昨日のことはひと通り思い出せたが、まだどこか頭がすっきりせず濃いめのコーヒーを飲みたいと思ったのだ。やかんが沸騰し始めると、その音に気づいたのか、台所とつづきの龍馬も先程まで寝ていた居間でムクムクと巨漢が上体だけ起こした。
「……ん? 龍馬、起きてたのか?」
龍馬は昨晩、自分のことをなんと呼べばいいと言う桐生に「龍馬」と呼んでくれと返した。実際、未来でも仲間内では「龍馬」と呼ばれていた。碧にも東海林にも同様に、今後はそう呼んでくれと告げた。「総理くん」などと呼ばれるのも、なんだかこそばゆかったからだ。不思議なもので、呼び方を変えるだけで龍馬と3人との距離はぐっと近づいた気がした。

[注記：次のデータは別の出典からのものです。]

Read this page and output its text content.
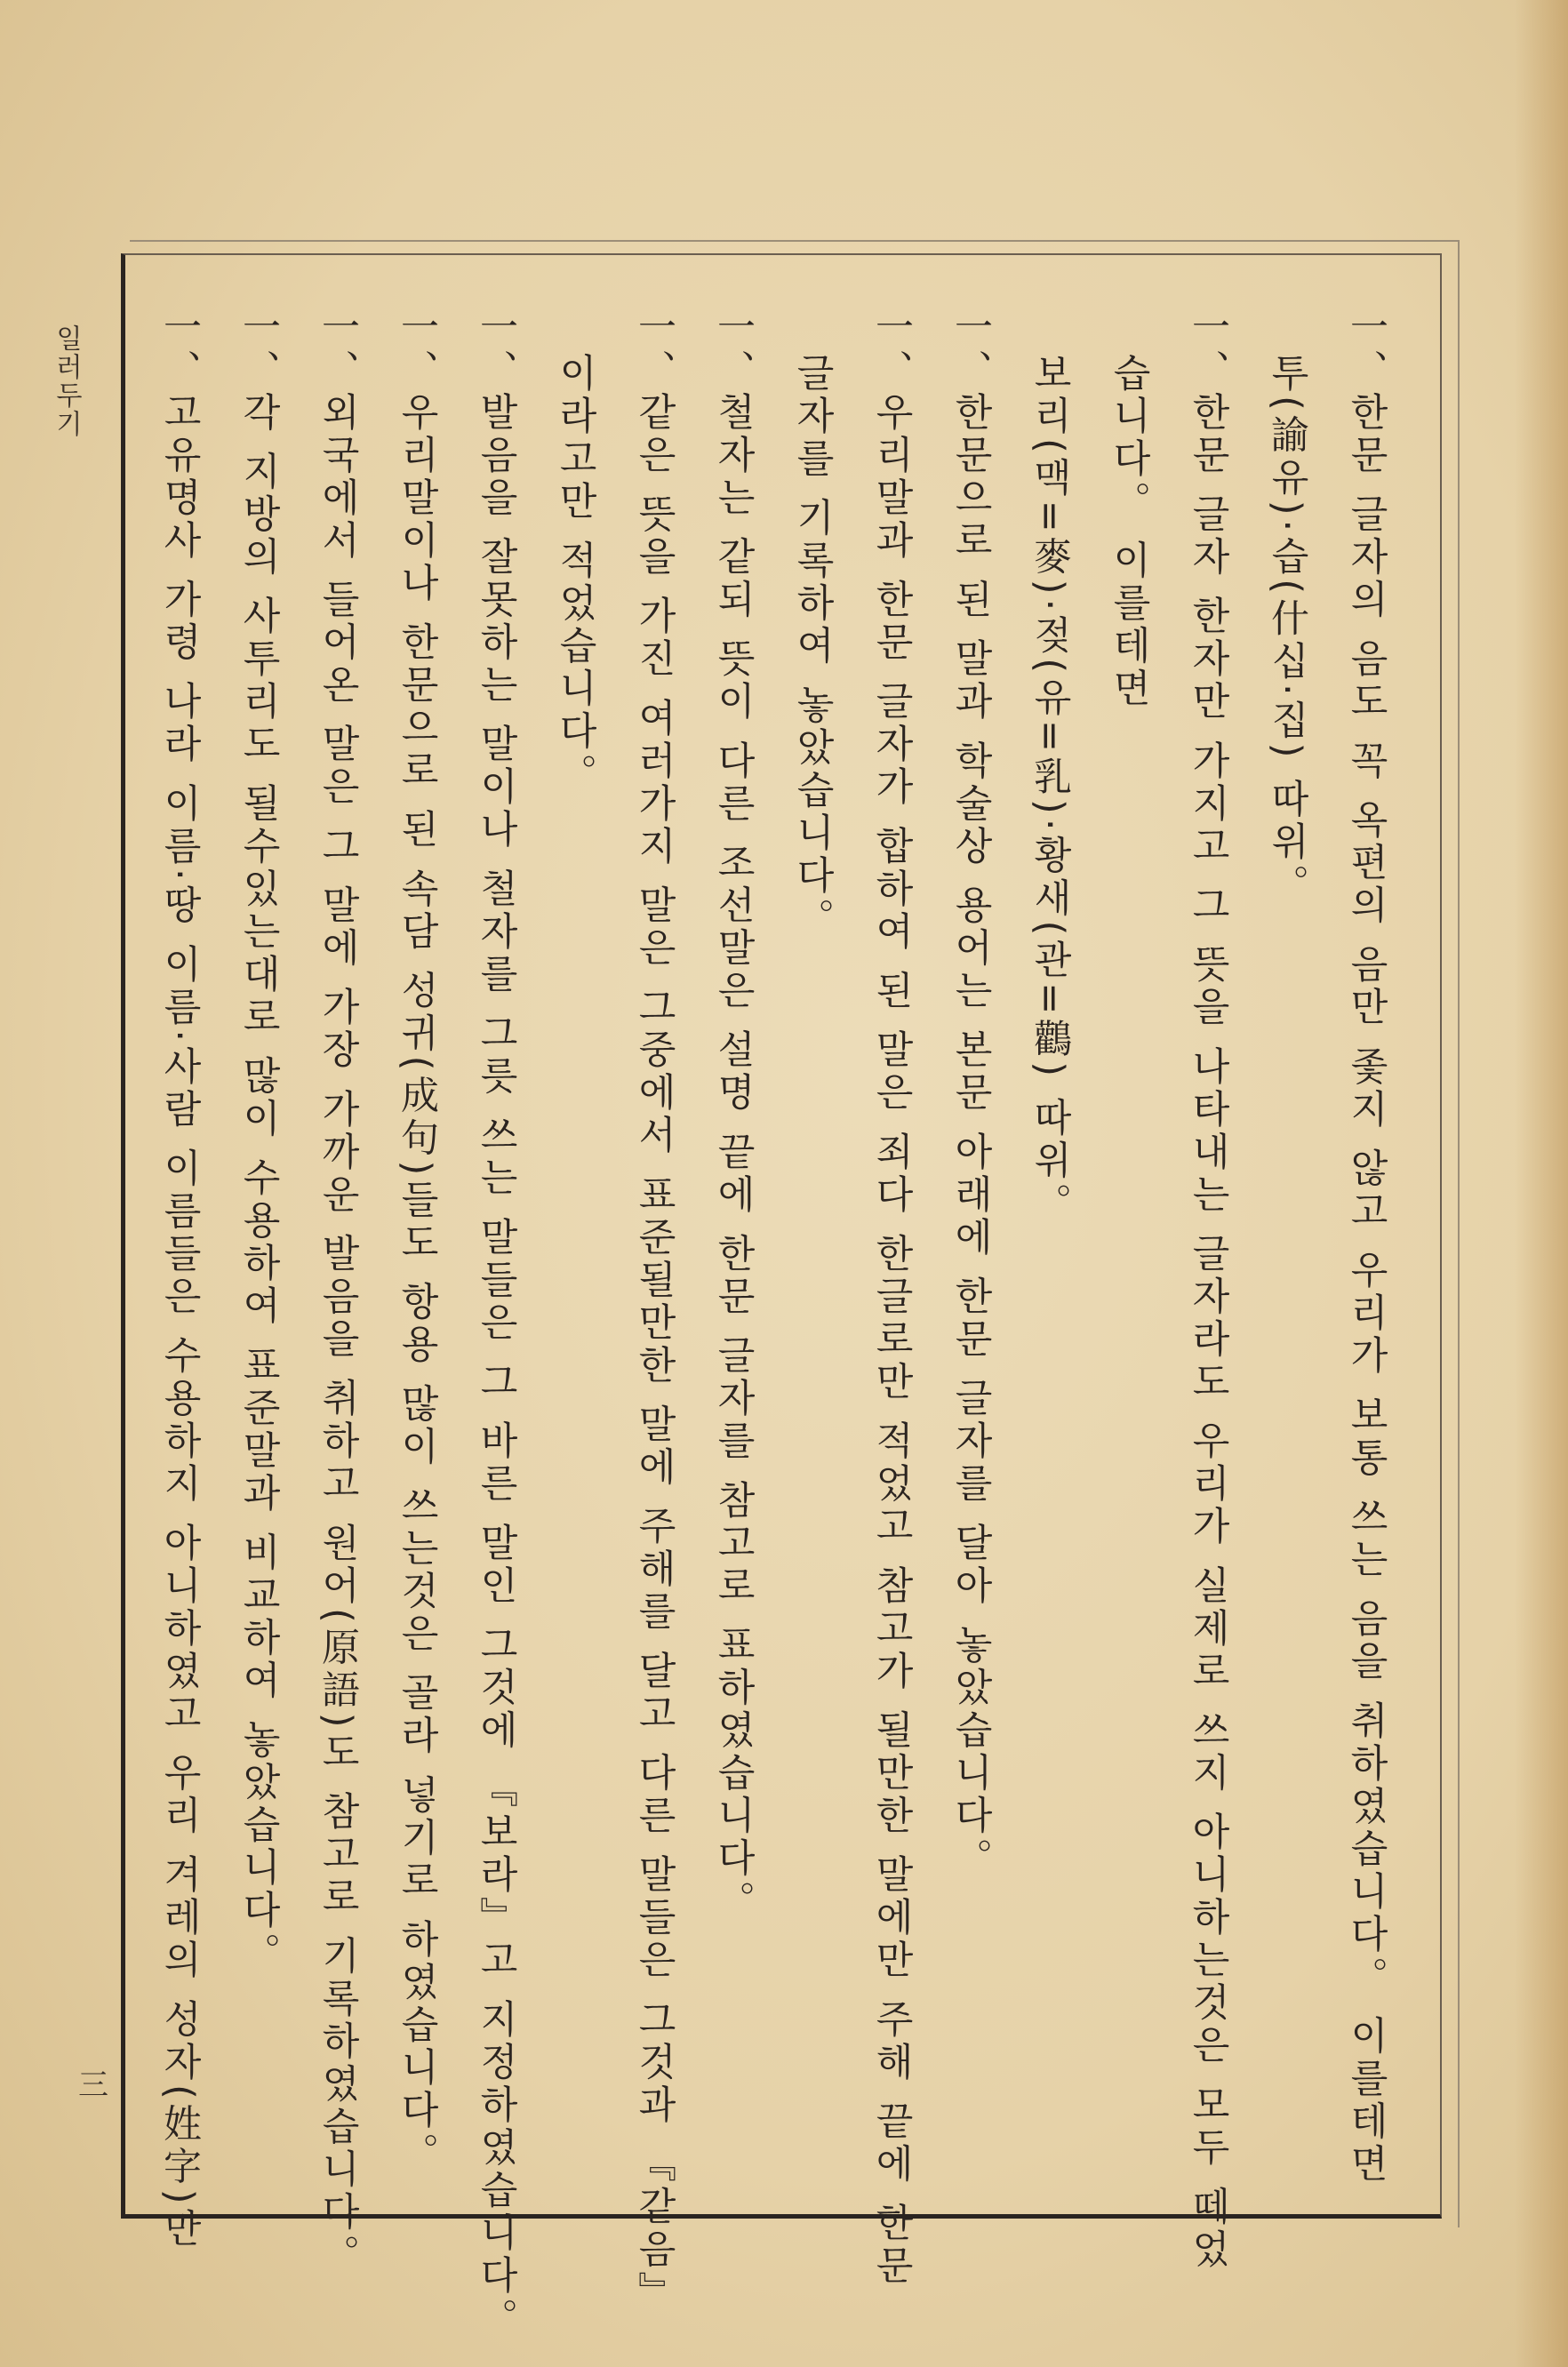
일러두기
三	一、한문 글자의 음도 꼭 옥편의 음만 좇지 않고 우리가 보통 쓰는 음을 취하였습니다。 이를테면
투(諭유)·습(什십·집) 따위。
一、한문 글자 한자만 가지고 그 뜻을 나타내는 글자라도 우리가 실제로 쓰지 아니하는것은 모두 떼었
습니다。 이를테면
보리(맥=麥)·젖(유=乳)·황새(관=鸛) 따위。
一、한문으로 된 말과 학술상 용어는 본문 아래에 한문 글자를 달아 놓았습니다。
一、우리말과 한문 글자가 합하여 된 말은 죄다 한글로만 적었고 참고가 될만한 말에만 주해 끝에 한문
글자를 기록하여 놓았습니다。
一、철자는 같되 뜻이 다른 조선말은 설명 끝에 한문 글자를 참고로 표하였습니다。
一、같은 뜻을 가진 여러가지 말은 그중에서 표준될만한 말에 주해를 달고 다른 말들은 그것과 『같음』
이라고만 적었습니다。
一、발음을 잘못하는 말이나 철자를 그릇 쓰는 말들은 그 바른 말인 그것에 『보라』고 지정하였습니다。
一、우리말이나 한문으로 된 속담 성귀(成句)들도 항용 많이 쓰는것은 골라 넣기로 하였습니다。
一、외국에서 들어온 말은 그 말에 가장 가까운 발음을 취하고 원어(原語)도 참고로 기록하였습니다。
一、각 지방의 사투리도 될수있는대로 많이 수용하여 표준말과 비교하여 놓았습니다。
一、고유명사 가령 나라 이름·땅 이름·사람 이름들은 수용하지 아니하였고 우리 겨레의 성자(姓字)만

「あぁ、さっき起こされたとこだ。誰かさんの強烈のキックを食らってな」
「……キック? なんの話だ?」
「いや、いいんだ。桐生もコーヒー――」
「――おっ、飲む飲むー!」
いつの間に起きたのか、東海林も割って入ってきた。
おどおどしていた東海林にも、昨晩から変化があった。ひょっとするとヤンキーに思い切り殴られ、若干、おかしくなったか、あるいは気分的に吹っ切れたのかもしれない。龍馬たちにも物怖じせず、未来のカリスマ配信者然とした軽快な物言いで話す彼の「地」が
「あぁ……俺も頼む」
東海林につづき、桐生も大あくびをしながら龍馬にコーヒーを頼んだ。
まもなく湯が沸くと、龍馬は3つのコーヒーカップを並べインスタントコーヒーの粉を入れ、ゆっくりと湯を注いだ。コーヒーのいい香りが、台所と居間に漂った。龍馬の住む家には、あまり朝日が差さない。だから、このインスタントコーヒーの香りがほとんど徹夜明けの3人の意識に朝が来たことを認識させることになった。
そして、まだ薄暗く広くもない居間で、昨日とか一昨日に出会ったばかりの男子高校生3人は肩を並べ、眠気眼でコーヒーをすすった。
背格好も、雰囲気も、性格も、まったくバラバラの3人だった。
そんな凸凹感しかない3人がなぜか空間を共にし、同じ方向を見つめ、同じものを飲んでいる。その様は、どこか3人自身にも滑稽なものに思えた。
互いにそんなおかしな空気が伝染したのか、3人は自然と誰からともなく小さく笑い始めた。
「不思議だな……なぜ俺は昨日会ったばかりのお前らとこんな狭苦しい部屋で仲良く肩並べてモーニングコーヒーなんて飲んでいるんだ?」
「まったくだ……まあ、未来の縁かな」
龍馬が言うと、
「おっ、いいね〜、未来の縁。希望がある!」
東海林がニコニコしながら応えた。
「今は、希望しかないけどな」
そう龍馬が返すと、
「だから、俺らがその希望を新しい未来に変えるんだろ?」
桐生がさらりとカッコいいことを言って締めた。